La peste se traite facilement avec des antibiotiques, qui sont disponibles dans la plupart des zones de santé de l’Ituri. Mais il est important de se faire soigner rapidement après avoir remarqué des symptômes qui sont d’autant plus difficiles à traiter que la maladie se propage dans l’organisme.
Yako Adhiku a expliqué aux chercheurs qu’elle voyait souvent des rats courir autour de sa maison et qu’elle avait emprunté un chat pour essayer de les éloigner de chez elle. « L’existence même de la peste ici nous rend pauvres. Je dois m’occuper de mon enfant malade et je n’ai donc plus le temps d’aller aux champs et de cultiver », a-t-elle dit
Un rapport récemment publié par la CASS dans les trois zones de santé ciblées de la province d’Ituri a révélé que, bien que les communautés soient conscientes des facteurs aggravants qui augmentent leur exposition à la peste, la pauvreté, le conflit et le déplacement ont fait qu’elles ne sont pas en mesure de prendre des mesures pour se protéger et protéger leurs enfants. Le problème est exacerbé par :
- Un manque de ressources, obligeant de nombreuses personnes sans lit à dormir sur le sol de leur maison, des pratiques funéraires dangereuses et une mauvaise élimination des déchets ;
- Des personnes cherchant à se faire soigner par des méthodes traditionnelles plutôt que par des centres de santé reconnus ;
- Le manque d’options sûres pour stocker la nourriture et le bétail – ce qui oblige les familles à garder les animaux et les récoltes dans leurs maisons pour éviter les vols plutôt que dans des bâtiments extérieurs ;
- Le changement climatique, la pauvreté et l’insécurité régionale, qui ont rendu les conditions sur le terrain plus propices à la propagation de diverses maladies dans une province où de nombreux groupes armés sont actifs et où des milliers de personnes sont déplacées à l’intérieur du pays ;
- Les impacts plus larges de la COVID-19, qui ont laissé les familles plus pauvres et moins capables de répondre aux besoins de base des ménages tels que l’approvisionnement en eau et l’assainissement ;
- Les capacités limitées de dépistage de la peste, qui restreignent la capacité des médecins à fournir un diagnostic en laboratoire et rendent difficile le suivi précis de la progression de la maladie.
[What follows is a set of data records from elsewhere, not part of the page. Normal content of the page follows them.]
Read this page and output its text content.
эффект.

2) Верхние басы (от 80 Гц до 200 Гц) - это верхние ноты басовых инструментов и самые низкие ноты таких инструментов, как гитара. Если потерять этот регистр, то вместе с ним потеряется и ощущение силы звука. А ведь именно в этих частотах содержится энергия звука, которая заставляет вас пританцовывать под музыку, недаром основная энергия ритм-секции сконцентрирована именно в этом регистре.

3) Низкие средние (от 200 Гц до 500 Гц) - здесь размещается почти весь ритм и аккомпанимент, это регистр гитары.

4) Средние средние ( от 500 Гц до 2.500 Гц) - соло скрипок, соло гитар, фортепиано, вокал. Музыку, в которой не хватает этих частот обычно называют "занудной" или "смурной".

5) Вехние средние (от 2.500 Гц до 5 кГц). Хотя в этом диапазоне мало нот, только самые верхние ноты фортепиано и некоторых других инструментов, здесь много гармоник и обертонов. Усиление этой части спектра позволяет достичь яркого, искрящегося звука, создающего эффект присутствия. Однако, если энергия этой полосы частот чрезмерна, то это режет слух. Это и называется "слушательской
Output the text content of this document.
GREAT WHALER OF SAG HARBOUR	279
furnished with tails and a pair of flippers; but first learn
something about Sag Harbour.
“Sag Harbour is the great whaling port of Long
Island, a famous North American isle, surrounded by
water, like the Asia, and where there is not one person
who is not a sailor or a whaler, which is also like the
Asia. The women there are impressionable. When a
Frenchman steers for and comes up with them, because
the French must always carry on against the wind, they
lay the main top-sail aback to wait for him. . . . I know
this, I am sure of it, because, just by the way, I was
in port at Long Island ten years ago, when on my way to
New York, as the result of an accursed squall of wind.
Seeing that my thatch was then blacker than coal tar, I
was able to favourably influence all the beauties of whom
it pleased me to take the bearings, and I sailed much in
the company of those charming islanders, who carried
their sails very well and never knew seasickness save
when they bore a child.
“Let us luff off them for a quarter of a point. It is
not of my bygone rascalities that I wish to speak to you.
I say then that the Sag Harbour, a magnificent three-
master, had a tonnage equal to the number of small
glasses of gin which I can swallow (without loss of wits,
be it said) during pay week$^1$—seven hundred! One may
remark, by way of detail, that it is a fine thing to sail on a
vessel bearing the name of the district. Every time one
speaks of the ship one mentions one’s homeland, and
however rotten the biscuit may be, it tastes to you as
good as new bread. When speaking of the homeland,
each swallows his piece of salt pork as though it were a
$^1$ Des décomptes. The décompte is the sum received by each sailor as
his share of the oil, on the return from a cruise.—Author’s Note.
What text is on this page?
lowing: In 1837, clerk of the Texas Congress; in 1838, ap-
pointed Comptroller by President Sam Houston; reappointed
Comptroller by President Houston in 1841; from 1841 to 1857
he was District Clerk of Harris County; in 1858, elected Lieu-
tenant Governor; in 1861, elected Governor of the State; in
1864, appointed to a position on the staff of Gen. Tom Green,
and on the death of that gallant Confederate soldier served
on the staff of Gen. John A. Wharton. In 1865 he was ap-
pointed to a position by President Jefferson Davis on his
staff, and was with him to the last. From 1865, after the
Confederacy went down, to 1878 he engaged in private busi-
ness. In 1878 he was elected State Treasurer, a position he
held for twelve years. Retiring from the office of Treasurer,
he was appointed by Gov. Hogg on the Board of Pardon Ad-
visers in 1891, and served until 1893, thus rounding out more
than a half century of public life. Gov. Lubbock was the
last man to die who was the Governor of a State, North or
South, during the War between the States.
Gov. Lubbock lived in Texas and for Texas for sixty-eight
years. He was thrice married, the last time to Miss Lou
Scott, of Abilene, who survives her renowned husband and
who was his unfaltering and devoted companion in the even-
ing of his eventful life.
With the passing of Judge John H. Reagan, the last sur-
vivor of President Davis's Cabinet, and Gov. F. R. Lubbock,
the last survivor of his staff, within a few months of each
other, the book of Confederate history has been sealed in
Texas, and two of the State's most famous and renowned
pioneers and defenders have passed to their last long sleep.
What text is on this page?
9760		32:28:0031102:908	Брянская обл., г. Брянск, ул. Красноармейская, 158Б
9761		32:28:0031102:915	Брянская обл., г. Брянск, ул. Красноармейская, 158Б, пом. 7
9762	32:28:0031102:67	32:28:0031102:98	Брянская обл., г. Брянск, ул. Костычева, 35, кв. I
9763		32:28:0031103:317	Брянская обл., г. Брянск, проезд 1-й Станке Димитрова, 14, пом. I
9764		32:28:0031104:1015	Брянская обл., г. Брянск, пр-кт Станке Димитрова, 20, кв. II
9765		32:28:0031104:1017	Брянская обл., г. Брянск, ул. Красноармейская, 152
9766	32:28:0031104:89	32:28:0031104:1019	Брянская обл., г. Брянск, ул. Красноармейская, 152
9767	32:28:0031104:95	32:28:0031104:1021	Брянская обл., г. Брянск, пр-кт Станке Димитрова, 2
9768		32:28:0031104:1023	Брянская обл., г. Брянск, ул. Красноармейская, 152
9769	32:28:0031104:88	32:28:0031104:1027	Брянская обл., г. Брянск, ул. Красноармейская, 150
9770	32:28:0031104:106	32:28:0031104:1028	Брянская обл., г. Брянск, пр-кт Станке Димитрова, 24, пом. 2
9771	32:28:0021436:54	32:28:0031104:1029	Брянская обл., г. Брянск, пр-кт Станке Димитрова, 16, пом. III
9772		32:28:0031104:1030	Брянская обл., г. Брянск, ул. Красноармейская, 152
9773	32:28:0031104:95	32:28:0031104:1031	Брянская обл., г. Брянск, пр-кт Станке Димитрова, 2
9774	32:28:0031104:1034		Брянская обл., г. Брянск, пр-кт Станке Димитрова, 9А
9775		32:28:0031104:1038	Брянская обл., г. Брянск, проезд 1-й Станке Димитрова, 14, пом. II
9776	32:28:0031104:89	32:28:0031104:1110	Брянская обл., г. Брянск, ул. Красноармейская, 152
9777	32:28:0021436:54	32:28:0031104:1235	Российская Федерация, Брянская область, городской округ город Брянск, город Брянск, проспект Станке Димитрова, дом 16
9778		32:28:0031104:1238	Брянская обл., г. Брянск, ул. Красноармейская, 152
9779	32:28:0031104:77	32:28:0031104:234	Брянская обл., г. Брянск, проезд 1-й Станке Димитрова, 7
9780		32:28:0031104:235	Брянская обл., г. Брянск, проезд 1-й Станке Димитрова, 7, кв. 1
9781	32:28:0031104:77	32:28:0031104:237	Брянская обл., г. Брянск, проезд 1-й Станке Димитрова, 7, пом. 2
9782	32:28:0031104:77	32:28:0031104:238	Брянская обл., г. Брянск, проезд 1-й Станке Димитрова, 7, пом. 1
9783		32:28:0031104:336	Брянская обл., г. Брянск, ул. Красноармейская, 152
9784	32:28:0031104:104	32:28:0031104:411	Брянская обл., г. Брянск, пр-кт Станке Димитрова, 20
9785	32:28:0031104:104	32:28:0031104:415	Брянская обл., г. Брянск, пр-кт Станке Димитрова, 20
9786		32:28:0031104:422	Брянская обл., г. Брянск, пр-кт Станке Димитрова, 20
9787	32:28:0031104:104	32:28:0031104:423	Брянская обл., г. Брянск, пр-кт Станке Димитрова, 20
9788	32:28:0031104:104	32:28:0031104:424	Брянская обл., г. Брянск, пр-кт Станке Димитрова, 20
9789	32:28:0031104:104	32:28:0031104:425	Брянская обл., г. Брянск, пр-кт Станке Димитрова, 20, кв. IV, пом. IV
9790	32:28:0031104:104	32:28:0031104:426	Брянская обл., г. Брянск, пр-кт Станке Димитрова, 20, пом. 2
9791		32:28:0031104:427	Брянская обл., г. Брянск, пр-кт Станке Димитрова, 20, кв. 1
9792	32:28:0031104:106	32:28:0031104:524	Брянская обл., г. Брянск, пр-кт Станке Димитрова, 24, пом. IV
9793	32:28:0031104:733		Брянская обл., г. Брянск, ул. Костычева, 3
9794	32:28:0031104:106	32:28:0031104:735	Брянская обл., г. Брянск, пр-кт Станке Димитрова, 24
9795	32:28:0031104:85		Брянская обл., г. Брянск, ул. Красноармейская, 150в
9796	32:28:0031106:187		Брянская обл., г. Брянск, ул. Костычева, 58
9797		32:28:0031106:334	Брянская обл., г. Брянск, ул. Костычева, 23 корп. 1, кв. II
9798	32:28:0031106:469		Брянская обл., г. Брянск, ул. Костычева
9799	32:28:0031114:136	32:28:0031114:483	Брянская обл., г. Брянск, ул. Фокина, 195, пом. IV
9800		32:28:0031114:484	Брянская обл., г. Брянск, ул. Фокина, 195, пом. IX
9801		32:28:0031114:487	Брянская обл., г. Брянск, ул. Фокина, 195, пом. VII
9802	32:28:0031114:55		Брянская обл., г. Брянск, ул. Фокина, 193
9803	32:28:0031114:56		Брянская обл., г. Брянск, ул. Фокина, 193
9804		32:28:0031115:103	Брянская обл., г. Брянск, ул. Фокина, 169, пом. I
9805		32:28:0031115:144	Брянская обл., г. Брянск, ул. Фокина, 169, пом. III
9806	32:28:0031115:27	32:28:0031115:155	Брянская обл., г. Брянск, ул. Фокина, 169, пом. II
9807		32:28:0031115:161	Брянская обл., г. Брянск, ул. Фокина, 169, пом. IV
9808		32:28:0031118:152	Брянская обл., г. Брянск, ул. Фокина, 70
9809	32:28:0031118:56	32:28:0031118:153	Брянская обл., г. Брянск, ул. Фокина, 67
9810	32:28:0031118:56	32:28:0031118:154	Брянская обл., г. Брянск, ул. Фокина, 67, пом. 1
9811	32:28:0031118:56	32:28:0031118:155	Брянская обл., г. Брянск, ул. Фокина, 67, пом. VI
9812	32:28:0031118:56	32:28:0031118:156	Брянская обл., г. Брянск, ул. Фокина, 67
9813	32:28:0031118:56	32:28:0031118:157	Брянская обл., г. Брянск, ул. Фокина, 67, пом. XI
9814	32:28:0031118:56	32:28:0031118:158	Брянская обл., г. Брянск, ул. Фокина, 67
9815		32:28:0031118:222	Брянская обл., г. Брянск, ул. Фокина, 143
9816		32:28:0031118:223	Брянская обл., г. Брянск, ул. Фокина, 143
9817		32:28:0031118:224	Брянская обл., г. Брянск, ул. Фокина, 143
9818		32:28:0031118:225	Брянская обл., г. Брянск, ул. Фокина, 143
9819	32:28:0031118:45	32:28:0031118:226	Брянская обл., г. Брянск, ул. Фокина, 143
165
L’UNICEF lance un appel à l’aide pour soutenir les communautés touchées par la peste par le biais d’une campagne d’éradication des rats et des puces et la construction de maisons plus résistantes aux rongeurs et aux insectes dangereux, y compris la fourniture de lits pour les enfants fabriqués à partir de matériaux disponibles localement.
« Nous voulons donner aux parents les moyens, dans la mesure du possible, de fournir des lits aux enfants et d’empêcher les jeunes de devoir dormir sur le sol où ils sont plus exposés à la peste par les piqûres de puces », a déclaré Izzy Scott Moncrieff. « Dans le même temps, nous voulons faire en sorte que les chefs de famille et les agriculteurs de subsistance puissent vivre dans un environnement sûr, avec les moyens de conserver leur nourriture et leur bétail en toute sécurité dans des bâtiments distincts de ceux où ils vivent et dorment ».